Em 2012, havia uma fábrica sindicalizada em Bangladesh; logo depois do Rana Plaza, eram noventa e seis. Hoje, são cerca de 1.200, com um dirigente sindical estimando que cerca de cem deles têm bons sindicatos.

Mas toda essa atenção não atingiu a chave para uma solução sustentável que pudesse sobreviver à nova alavancagem política pós-Rana Plaza e transformar o setor. Em 2018, os fabricantes de roupas politicamente poderosos de Bangladesh entraram com um processo judicial para encerrar o acordo. Lentamente, o acordo foi desfeito.

Isso apesar do fato de o acordo não ter criado um espaço suficiente para trabalhadores organizados e empoderados se defenderem continuamente em uma condição de extrema desigualdade global e no local de trabalho. O acordo foi uma solução temporária de governança para fins limitados, não um mecanismo permanente para o tipo de mudança que só pode vir dos próprios trabalhadores se organizando por meio de instituições como sindicatos. Os sindicatos se expandiram em Bangladesh, mas longe do ponto necessário para atuar como um controle substantivo dos chefes da indústria de vestuário.

Como resultado, parece ter havido pouca reflexão – e menos comprometimento – com o que aconteceria depois que a alavancagem do acordo acabasse. Com o Rana Plaza recuando para o passado, fabricantes de vestuário, marcas e varejistas internacionais agora enfrentavam pouca pressão para melhorar as condições de trabalho.
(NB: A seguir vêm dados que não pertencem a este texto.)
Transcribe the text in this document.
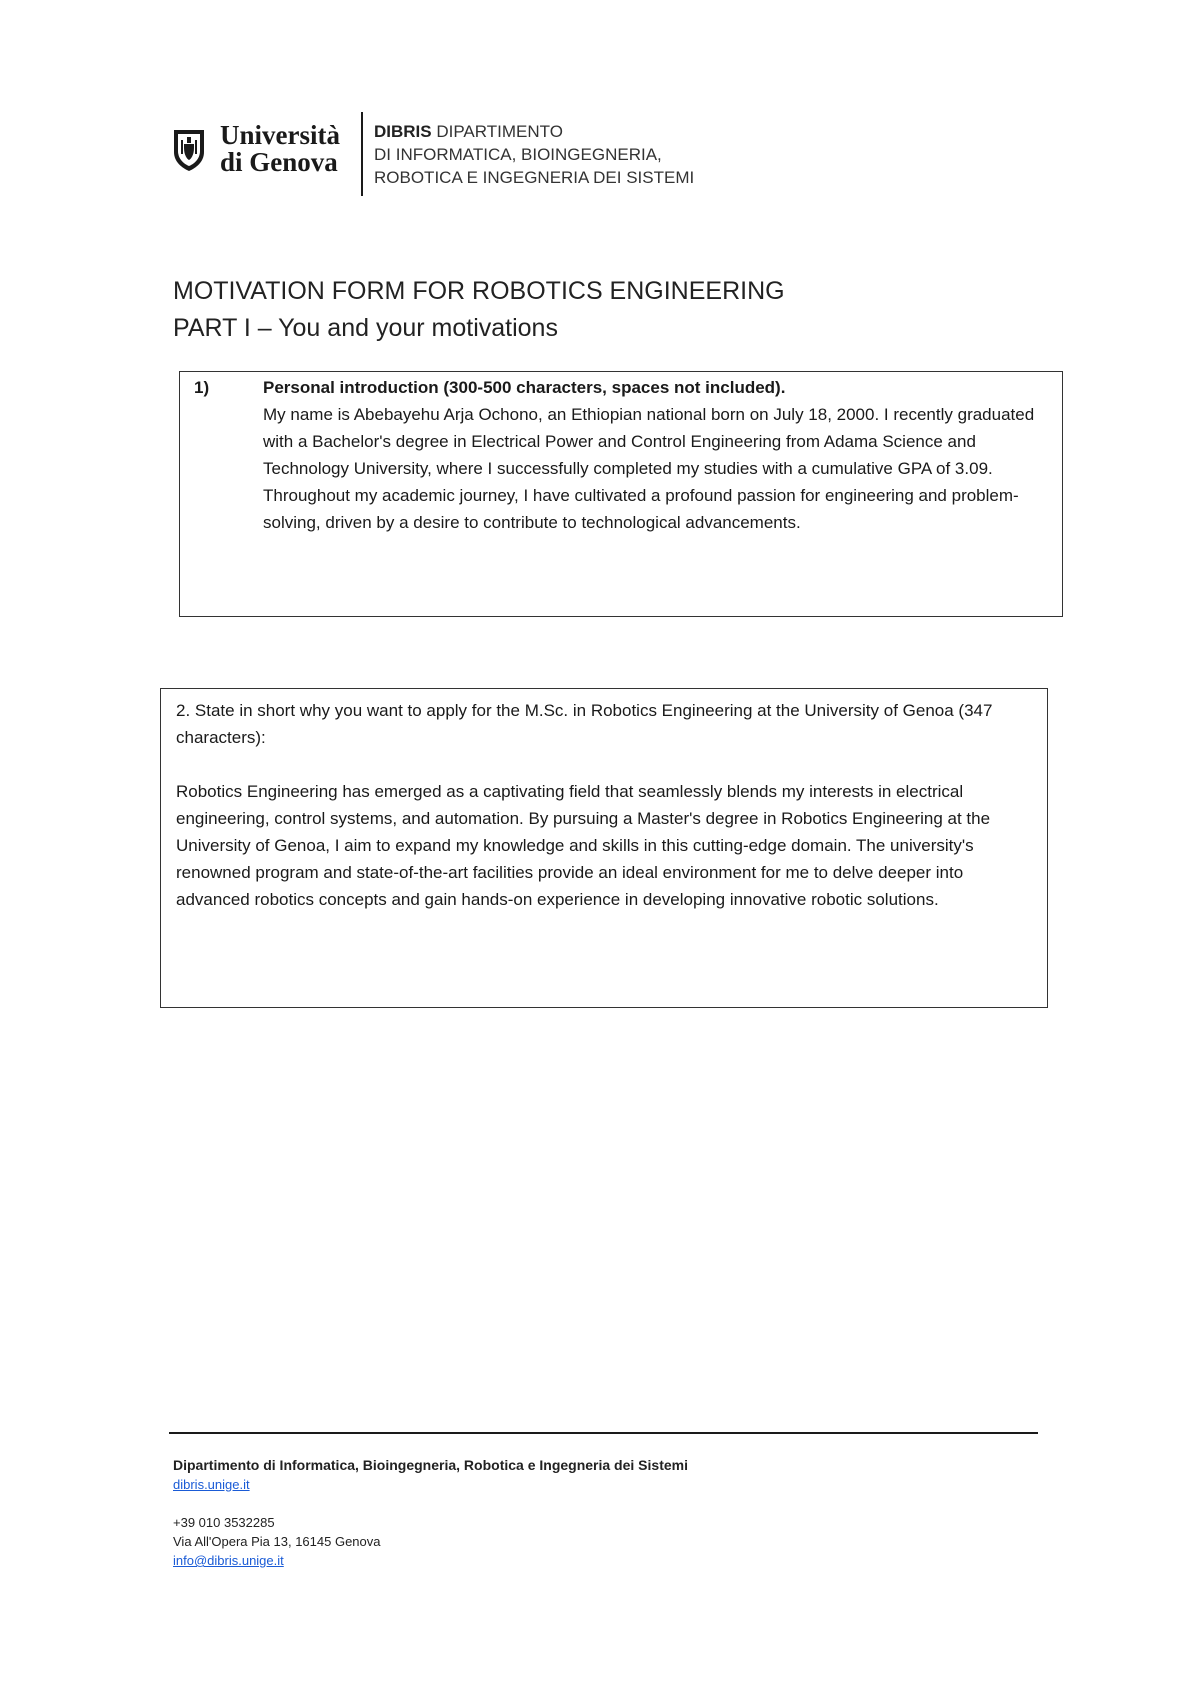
Università
di Genova
DIBRIS DIPARTIMENTO
DI INFORMATICA, BIOINGEGNERIA,
ROBOTICA E INGEGNERIA DEI SISTEMI
MOTIVATION FORM FOR ROBOTICS ENGINEERING
PART I – You and your motivations
1)	Personal introduction (300-500 characters, spaces not included).
My name is Abebayehu Arja Ochono, an Ethiopian national born on July 18, 2000. I recently graduated with a Bachelor's degree in Electrical Power and Control Engineering from Adama Science and Technology University, where I successfully completed my studies with a cumulative GPA of 3.09. Throughout my academic journey, I have cultivated a profound passion for engineering and problem-solving, driven by a desire to contribute to technological advancements.
2. State in short why you want to apply for the M.Sc. in Robotics Engineering at the University of Genoa (347 characters):
Robotics Engineering has emerged as a captivating field that seamlessly blends my interests in electrical engineering, control systems, and automation. By pursuing a Master's degree in Robotics Engineering at the University of Genoa, I aim to expand my knowledge and skills in this cutting-edge domain. The university's renowned program and state-of-the-art facilities provide an ideal environment for me to delve deeper into advanced robotics concepts and gain hands-on experience in developing innovative robotic solutions.
Dipartimento di Informatica, Bioingegneria, Robotica e Ingegneria dei Sistemi
dibris.unige.it
+39 010 3532285
Via All'Opera Pia 13, 16145 Genova
info@dibris.unige.it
A prova está no pudim. Com o poder do acordo diminuindo em Bangladesh nos últimos cinco anos, as mortes de trabalhadores de vestuário de Bangladesh no trabalho já começaram a aumentar. Em 2020, o número de mortes no local de trabalho foi reduzido para um, mas no ano seguinte, depois que a implementação do acordo foi entregue a um órgão local, eles voltaram para treze. Os acidentes de trabalho também aumentaram. E quando a pandemia começou, as marcas cortaram os pedidos de roupas imediatamente, deixando países inteiros como Bangladesh à mercê dos caprichos da economia global. O sindicalismo no setor de vestuário de Bangladesh está voltando ao estado reprimido em que se encontrava antes de 2013, de acordo com líderes sindicais de vestuário com quem conversei. Foi, como me disse o estudioso e cineasta Chaumtoli Huq, uma “oportunidade perdida” de aumentar significativamente o poder dos trabalhadores e dos sindicatos em Bangladesh.
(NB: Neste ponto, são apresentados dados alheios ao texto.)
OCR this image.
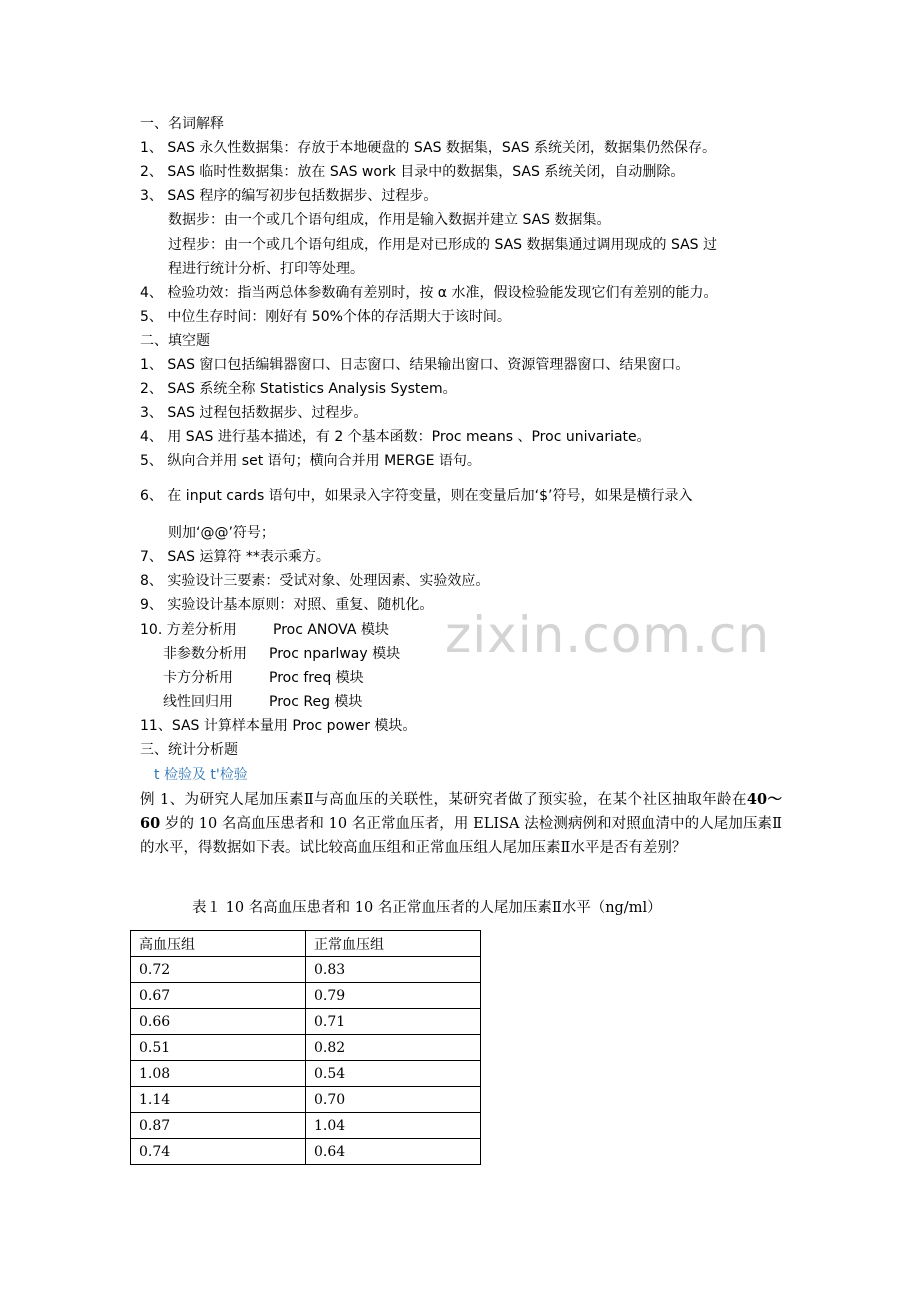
zixin.com.cn
一、名词解释
1、 SAS 永久性数据集：存放于本地硬盘的 SAS 数据集，SAS 系统关闭，数据集仍然保存。
2、 SAS 临时性数据集：放在 SAS work 目录中的数据集，SAS 系统关闭，自动删除。
3、 SAS 程序的编写初步包括数据步、过程步。
数据步：由一个或几个语句组成，作用是输入数据并建立 SAS 数据集。
过程步：由一个或几个语句组成，作用是对已形成的 SAS 数据集通过调用现成的 SAS 过
程进行统计分析、打印等处理。
4、 检验功效：指当两总体参数确有差别时，按 α 水准，假设检验能发现它们有差别的能力。
5、 中位生存时间：刚好有 50%个体的存活期大于该时间。
二、填空题
1、 SAS 窗口包括编辑器窗口、日志窗口、结果输出窗口、资源管理器窗口、结果窗口。
2、 SAS 系统全称 Statistics Analysis System。
3、 SAS 过程包括数据步、过程步。
4、 用 SAS 进行基本描述，有 2 个基本函数：Proc means 、Proc univariate。
5、 纵向合并用 set 语句；横向合并用 MERGE 语句。
6、 在 input cards 语句中，如果录入字符变量，则在变量后加‘$’符号，如果是横行录入
则加‘@@’符号；
7、 SAS 运算符 **表示乘方。
8、 实验设计三要素：受试对象、处理因素、实验效应。
9、 实验设计基本原则：对照、重复、随机化。
10. 方差分析用	Proc ANOVA 模块
非参数分析用 Proc nparlway 模块
卡方分析用	Proc freq 模块
线性回归用	Proc Reg 模块
11、SAS 计算样本量用 Proc power 模块。
三、统计分析题
t 检验及 t'检验
例 1、为研究人尾加压素Ⅱ与高血压的关联性，某研究者做了预实验，在某个社区抽取年龄在40～60 岁的 10 名高血压患者和 10 名正常血压者，用 ELISA 法检测病例和对照血清中的人尾加压素Ⅱ的水平，得数据如下表。试比较高血压组和正常血压组人尾加压素Ⅱ水平是否有差别？
表１ 10 名高血压患者和 10 名正常血压者的人尾加压素Ⅱ水平（ng/ml）
高血压组	正常血压组
0.72	0.83
0.67	0.79
0.66	0.71
0.51	0.82
1.08	0.54
1.14	0.70
0.87	1.04
0.74	0.64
Em um sentido triste, estamos de volta onde começamos. Por enquanto, as fábricas de Bangladesh estão mais seguras. Mas é quase tão difícil como sempre sindicalizar nessas fábricas. Bangladesh ficou mais rico desde a tragédia, mas o país continua em 129º lugar entre 191 países no Índice de Desenvolvimento Humano das Nações Unidas. Esta situação persistirá sem uma revolta dos trabalhadores do vestuário. Enquanto isso, enquanto Rana Plaza desaparece da memória pública, essas mais de 1.130 mortes parecem ter sido esquecidas pelo mundo além de Bangladesh.